This is Jane Fonda. During my two week visit in the Democratic Republic of Vietnam, I've had the opportunity to visit a great many places and speak to a large number of people from all walks of life- workers, peasants, students, artists and dancers, historians, journalists, film actresses, soldiers, militia girls, members of the women's union, writers.
And after 4,000 years of struggling against nature and foreign invaders- and the last 25 years, prior to the revolution, of struggling against French colonialism- I don't think that the people of Vietnam are about to compromise in any way, shape or form about the freedom and independence of their country, and I think Richard Nixon would do well to read Vietnamese history, particularly their poetry, and particularly the poetry written by Ho Chi Minh.Now watch this vidio of ron paul,bashing american politics,and isreal,see the likeness
I visited the (Dam Xuac) agricultural coop, where the silk worms are also raised and thread is made. I visited a textile factory, a kindergarten in Hanoi. The beautiful Temple of Literature was where I saw traditional dances and heard songs of resistance. I also saw unforgettable ballet about the guerrillas training bees in the south to attack enemy soldiers. The bees were danced by women, and they did their job well.
In the shadow of the Temple of Literature I saw Vietnamese actors and actresses perform the second act of Arthur Miller's play All My Sons, and this was very moving to me- the fact that artists here are translating and performing American plays while US imperialists are bombing their country.
I cherish the memory of the blushing militia girls on the roof of their factory, encouraging one of their sisters as she sang a song praising the blue sky of Vietnam- these women, who are so gentle and poetic, whose voices are so beautiful, but who, when American planes are bombing their city, become such good fighters.
I cherish the way a farmer evacuated from Hanoi, without hesitation, offered me, an American, their best individual bomb shelter while US bombs fell near by. The daughter and I, in fact, shared the shelter wrapped in each others arms, cheek against cheek. It was on the road back from Nam Dinh, where I had witnessed the systematic destruction of civilian targets- schools, hospitals, pagodas, the factories, houses, and the dike system.

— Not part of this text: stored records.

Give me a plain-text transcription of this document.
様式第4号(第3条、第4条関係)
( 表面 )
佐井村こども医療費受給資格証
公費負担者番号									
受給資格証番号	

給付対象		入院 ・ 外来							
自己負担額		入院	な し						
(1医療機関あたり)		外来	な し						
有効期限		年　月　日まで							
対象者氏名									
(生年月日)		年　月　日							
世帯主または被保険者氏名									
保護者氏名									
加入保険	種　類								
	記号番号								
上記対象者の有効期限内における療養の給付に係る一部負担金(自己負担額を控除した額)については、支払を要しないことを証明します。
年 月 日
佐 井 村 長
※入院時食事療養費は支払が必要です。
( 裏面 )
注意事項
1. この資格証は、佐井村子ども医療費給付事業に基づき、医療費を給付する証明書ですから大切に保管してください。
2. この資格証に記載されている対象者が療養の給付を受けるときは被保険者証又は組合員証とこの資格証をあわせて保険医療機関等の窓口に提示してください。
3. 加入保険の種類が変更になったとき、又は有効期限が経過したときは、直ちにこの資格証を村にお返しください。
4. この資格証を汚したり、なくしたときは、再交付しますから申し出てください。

As I left the United States two weeks ago, Nixon was again telling the American people that he was winding down the war, but in the rubble- strewn streets of Nam Dinh, his words echoed with sinister (words indistinct) of a true killer. And like the young Vietnamese woman I held in my arms clinging to me tightly- and I pressed my cheek against hers- I thought, this is a war against Vietnam perhaps, but the tragedy is America's.
One thing that I have learned beyond a shadow of a doubt since I've been in this country is that Nixon will never be able to break the spirit of these people; he'll never be able to turn Vietnam, north and south, into a neo- colony of the United States by bombing, by invading, by attacking in any way. One has only to go into the countryside and listen to the peasants describe the lives they led before the revolution to understand why every bomb that is dropped only strengthens their determination to resist. I've spoken to many peasants who talked about the days when their parents had to sell themselves to landlords as virtually slaves, when there were very few schools and much illiteracy, inadequate medical care, when they were not masters of their own lives.

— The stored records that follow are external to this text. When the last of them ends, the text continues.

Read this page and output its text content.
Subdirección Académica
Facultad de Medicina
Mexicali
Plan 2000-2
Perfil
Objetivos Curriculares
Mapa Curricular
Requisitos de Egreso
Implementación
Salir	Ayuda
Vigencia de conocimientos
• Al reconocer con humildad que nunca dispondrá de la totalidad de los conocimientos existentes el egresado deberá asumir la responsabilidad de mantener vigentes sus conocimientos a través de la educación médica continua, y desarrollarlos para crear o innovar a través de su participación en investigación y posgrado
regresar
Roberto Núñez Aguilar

But now, despite the bombs, despite the crimes being created- being committed against them by Richard Nixon, these people own their own land, build their own schools- the children learning, literacy- illiteracy is being wiped out, there is no more prostitution as there was during the time when this was a French colony. In other words, the people have taken power into their own hands, and they are controlling their own lives.